Label-Efficient Self-Training for Attribute Extraction from Semi-Structured Web Documents
This addresses the costly and time-consuming labeling process for web document extraction, benefiting applications like knowledge base construction and personalized recommendation, with incremental improvements in efficiency and performance.
The paper tackles the problem of extracting structured information from HTML documents with limited human-labeled data, proposing LEAST, a label-efficient self-training method that uses a few human-labeled pages to pseudo-annotate unlabeled pages and trains a transferable model with re-weighting to mitigate noise. Experiments show it outperforms previous state-of-the-art by over 26 average F1 points on unseen websites, reducing the required human-labeled pages by more than 10x.

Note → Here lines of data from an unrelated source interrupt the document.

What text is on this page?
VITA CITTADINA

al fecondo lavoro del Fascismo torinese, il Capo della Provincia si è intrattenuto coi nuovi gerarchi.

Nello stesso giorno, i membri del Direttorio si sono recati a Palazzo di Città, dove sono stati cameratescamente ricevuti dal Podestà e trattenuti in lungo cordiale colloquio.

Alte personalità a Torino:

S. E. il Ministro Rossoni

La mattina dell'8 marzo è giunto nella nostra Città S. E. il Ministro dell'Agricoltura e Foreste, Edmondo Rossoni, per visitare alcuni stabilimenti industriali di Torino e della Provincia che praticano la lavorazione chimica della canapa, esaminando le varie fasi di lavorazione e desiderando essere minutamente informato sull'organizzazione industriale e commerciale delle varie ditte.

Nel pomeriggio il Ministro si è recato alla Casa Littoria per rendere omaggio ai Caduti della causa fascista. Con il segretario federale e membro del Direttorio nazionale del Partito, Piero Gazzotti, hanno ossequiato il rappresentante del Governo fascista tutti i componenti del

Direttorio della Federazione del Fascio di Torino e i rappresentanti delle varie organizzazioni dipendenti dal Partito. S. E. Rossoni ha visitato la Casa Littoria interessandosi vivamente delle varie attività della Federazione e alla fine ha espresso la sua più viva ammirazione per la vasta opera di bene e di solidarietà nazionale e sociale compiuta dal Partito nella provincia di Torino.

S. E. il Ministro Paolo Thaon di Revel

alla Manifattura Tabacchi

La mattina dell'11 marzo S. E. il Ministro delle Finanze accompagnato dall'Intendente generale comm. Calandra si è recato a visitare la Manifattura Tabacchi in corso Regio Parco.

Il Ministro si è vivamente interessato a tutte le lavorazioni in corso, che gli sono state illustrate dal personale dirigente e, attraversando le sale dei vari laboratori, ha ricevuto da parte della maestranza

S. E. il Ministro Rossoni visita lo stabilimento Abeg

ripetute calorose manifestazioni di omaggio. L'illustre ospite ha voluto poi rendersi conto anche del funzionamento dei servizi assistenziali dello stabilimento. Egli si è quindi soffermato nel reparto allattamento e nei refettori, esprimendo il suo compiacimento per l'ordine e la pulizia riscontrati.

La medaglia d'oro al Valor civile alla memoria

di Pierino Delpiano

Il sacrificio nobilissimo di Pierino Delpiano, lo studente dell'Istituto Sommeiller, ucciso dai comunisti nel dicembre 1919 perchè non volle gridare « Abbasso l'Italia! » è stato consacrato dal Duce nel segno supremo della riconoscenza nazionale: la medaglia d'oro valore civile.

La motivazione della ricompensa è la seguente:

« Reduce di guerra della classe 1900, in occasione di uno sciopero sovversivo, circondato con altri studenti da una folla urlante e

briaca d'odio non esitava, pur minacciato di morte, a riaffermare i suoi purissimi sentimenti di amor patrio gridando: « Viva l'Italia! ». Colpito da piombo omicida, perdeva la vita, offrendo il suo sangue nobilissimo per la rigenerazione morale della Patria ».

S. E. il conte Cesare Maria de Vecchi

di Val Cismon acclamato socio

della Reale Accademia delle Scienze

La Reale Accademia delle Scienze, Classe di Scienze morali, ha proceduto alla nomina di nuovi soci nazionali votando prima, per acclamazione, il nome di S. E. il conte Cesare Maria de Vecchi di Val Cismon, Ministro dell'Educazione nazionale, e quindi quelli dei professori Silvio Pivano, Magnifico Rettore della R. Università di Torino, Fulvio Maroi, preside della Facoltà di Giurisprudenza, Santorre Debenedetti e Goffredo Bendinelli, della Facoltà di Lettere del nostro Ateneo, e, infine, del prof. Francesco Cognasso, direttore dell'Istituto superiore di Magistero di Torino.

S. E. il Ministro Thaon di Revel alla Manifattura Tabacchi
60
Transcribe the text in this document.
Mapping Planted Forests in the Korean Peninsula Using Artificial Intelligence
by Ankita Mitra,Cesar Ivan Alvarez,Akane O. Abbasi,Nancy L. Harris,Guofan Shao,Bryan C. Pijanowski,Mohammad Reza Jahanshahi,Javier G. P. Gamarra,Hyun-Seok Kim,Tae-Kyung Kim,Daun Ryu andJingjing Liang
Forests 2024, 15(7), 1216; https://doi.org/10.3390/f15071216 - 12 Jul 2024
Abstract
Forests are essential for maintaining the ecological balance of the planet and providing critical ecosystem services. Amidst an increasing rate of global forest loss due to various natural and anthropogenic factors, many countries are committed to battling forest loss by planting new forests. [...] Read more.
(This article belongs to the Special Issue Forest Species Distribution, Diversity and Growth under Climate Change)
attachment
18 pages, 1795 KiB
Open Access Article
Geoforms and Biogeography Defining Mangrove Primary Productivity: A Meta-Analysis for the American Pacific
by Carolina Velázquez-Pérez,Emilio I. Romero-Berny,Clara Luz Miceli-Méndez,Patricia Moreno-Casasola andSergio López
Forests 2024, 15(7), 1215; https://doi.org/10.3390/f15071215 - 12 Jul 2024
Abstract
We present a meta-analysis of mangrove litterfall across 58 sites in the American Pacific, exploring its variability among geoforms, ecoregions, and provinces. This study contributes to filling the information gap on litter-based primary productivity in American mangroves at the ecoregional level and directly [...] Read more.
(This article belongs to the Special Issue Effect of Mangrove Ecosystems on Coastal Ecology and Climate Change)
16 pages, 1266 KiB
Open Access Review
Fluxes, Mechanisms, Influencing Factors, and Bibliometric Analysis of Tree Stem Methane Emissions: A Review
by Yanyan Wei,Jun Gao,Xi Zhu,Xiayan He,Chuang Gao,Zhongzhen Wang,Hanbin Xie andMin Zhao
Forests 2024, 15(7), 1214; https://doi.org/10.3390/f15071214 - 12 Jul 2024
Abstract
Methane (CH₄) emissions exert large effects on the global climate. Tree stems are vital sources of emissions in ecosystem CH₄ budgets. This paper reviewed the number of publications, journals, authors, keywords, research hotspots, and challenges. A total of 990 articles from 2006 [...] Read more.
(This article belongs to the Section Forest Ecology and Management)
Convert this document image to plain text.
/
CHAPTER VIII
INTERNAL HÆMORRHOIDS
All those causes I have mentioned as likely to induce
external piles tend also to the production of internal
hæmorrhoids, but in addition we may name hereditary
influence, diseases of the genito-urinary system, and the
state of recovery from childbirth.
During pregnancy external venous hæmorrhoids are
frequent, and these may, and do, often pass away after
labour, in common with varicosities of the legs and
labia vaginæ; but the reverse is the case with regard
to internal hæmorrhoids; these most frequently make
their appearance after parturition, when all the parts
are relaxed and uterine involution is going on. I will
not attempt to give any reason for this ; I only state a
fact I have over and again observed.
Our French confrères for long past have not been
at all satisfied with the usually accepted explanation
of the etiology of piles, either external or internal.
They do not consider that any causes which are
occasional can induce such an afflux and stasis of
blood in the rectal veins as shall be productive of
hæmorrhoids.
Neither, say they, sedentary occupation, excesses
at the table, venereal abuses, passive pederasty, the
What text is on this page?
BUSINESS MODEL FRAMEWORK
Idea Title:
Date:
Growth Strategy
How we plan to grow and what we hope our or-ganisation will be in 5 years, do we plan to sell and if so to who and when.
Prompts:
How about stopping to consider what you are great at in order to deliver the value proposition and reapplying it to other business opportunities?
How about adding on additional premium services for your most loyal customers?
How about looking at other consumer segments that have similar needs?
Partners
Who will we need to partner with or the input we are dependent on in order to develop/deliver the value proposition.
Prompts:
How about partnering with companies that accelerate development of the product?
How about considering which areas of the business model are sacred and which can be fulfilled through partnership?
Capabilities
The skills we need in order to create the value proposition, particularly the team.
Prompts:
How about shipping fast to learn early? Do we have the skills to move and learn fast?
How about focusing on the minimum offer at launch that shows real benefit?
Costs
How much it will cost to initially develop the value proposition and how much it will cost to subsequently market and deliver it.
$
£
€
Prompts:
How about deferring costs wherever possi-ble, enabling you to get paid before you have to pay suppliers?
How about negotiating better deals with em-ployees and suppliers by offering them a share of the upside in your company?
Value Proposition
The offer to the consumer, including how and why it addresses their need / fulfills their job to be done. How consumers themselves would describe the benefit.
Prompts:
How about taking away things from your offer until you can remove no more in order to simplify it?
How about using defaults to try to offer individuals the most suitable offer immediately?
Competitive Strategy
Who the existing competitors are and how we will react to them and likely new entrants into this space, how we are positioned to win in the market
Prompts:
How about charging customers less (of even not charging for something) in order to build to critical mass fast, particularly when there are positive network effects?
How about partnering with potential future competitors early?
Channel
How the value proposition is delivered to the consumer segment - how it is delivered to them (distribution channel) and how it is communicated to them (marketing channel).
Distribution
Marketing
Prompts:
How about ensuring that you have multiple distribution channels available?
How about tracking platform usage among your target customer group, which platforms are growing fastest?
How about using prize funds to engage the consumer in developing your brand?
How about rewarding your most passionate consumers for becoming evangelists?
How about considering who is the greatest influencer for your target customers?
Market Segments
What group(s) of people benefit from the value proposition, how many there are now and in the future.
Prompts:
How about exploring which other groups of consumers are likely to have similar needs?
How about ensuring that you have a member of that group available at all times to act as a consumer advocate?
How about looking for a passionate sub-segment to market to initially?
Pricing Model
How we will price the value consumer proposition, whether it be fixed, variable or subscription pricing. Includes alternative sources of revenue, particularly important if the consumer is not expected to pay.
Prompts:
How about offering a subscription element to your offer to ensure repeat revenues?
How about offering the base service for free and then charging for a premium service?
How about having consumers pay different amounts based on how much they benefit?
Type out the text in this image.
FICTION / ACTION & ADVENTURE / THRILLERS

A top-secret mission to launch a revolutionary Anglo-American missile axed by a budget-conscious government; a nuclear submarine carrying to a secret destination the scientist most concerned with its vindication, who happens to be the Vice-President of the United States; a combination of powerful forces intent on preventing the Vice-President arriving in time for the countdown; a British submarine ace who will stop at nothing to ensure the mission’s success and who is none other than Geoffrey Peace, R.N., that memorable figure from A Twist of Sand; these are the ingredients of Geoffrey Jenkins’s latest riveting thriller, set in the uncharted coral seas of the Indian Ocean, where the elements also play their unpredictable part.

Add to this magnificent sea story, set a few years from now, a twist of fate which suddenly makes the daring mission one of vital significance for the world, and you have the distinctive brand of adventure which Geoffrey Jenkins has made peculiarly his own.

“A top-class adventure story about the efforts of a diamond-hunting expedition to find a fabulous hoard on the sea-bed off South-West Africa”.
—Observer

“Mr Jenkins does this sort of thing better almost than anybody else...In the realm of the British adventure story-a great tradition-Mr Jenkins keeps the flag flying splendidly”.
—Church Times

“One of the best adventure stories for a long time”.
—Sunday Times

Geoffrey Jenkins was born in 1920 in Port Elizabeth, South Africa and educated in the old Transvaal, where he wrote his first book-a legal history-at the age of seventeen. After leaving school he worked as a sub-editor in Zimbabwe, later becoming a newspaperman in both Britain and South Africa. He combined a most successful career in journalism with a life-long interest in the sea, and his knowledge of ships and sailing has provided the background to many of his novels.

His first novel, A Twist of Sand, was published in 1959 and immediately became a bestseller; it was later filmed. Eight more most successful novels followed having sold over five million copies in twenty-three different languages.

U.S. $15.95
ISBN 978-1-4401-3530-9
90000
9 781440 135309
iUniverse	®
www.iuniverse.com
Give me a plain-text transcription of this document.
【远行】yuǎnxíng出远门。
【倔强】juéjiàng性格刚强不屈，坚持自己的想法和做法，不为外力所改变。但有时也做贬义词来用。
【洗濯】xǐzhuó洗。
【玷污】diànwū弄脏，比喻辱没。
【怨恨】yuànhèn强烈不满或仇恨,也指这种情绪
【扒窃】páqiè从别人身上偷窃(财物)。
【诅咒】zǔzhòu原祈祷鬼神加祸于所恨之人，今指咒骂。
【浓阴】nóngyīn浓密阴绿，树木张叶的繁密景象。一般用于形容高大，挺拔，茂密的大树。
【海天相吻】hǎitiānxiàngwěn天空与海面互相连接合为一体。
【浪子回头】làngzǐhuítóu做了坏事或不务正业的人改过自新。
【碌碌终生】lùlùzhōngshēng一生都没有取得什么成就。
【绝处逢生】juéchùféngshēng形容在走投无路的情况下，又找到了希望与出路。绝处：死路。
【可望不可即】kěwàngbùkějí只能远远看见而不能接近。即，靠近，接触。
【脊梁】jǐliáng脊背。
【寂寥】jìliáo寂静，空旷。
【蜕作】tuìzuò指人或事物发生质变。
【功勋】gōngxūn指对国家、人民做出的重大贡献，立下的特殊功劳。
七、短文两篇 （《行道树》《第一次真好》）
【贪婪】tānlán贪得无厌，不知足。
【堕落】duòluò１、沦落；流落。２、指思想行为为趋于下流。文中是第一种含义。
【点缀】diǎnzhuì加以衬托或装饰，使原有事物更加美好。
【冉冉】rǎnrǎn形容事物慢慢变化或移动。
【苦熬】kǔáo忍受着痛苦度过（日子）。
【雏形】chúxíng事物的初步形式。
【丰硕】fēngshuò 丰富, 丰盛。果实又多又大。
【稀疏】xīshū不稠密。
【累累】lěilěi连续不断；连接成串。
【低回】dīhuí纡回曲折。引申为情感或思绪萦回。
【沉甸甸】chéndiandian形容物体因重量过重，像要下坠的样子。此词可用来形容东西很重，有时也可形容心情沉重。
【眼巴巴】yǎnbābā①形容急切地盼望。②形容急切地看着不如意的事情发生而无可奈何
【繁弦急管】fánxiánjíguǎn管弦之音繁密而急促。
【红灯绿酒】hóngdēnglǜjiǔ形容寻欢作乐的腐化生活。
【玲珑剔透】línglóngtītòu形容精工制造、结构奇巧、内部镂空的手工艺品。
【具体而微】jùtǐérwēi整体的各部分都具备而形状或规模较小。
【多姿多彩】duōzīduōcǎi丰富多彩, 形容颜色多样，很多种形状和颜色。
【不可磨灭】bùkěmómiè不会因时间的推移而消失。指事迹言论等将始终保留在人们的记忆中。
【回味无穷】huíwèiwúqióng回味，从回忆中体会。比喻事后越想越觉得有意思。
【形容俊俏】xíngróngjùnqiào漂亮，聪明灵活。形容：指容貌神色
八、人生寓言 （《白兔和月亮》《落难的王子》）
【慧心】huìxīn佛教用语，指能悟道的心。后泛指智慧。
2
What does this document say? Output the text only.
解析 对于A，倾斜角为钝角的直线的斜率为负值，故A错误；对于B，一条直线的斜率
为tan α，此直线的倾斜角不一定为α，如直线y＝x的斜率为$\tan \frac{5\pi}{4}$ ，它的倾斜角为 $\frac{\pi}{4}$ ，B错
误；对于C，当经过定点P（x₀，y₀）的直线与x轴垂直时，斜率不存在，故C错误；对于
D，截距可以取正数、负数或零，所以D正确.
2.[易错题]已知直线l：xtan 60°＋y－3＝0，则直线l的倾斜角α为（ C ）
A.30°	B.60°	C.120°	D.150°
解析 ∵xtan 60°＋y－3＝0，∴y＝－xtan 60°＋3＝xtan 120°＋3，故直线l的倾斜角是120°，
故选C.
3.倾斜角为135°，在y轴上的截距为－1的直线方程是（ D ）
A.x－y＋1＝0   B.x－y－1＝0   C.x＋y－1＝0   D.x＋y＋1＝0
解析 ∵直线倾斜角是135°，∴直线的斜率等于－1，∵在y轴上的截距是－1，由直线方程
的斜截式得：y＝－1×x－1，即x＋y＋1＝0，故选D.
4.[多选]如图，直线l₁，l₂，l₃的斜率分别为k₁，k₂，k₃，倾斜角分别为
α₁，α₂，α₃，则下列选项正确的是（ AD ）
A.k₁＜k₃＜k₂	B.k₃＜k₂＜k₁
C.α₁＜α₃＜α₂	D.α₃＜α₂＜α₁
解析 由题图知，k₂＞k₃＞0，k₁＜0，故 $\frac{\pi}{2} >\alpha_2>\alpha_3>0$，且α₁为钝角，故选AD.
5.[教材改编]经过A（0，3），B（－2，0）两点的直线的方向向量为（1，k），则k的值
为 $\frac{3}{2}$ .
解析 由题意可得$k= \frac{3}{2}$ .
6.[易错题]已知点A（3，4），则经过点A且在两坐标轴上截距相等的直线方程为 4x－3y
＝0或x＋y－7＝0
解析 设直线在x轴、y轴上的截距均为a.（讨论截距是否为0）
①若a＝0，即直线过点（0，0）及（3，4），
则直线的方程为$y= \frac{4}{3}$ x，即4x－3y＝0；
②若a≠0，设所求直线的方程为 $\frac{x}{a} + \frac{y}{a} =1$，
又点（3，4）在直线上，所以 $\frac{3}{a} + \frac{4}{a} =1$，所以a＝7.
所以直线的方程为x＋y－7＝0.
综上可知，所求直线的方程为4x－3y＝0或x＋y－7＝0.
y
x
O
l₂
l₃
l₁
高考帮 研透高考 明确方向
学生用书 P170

Extracting structured information from HTML documents is a long-studied problem with a broad range of applications, including knowledge base construction, faceted search, and personalized recommendation. Prior works rely on a few human-labeled web pages from each target website or thousands of human-labeled web pages from some seed websites to train a transferable extraction model that generalizes on unseen target websites. Noisy content, low site-level consistency, and lack of inter-annotator agreement make labeling web pages a time-consuming and expensive ordeal. We develop LEAST -- a Label-Efficient Self-Training method for Semi-Structured Web Documents to overcome these limitations. LEAST utilizes a few human-labeled pages to pseudo-annotate a large number of unlabeled web pages from the target vertical. It trains a transferable web-extraction model on both human-labeled and pseudo-labeled samples using self-training. To mitigate error propagation due to noisy training samples, LEAST re-weights each training sample based on its estimated label accuracy and incorporates it in training. To the best of our knowledge, this is the first work to propose end-to-end training for transferable web extraction models utilizing only a few human-labeled pages. Experiments on a large-scale public dataset show that using less than ten human-labeled pages from each seed website for training, a LEAST-trained model outperforms previous state-of-the-art by more than 26 average F1 points on unseen websites, reducing the number of human-labeled pages to achieve similar performance by more than 10x.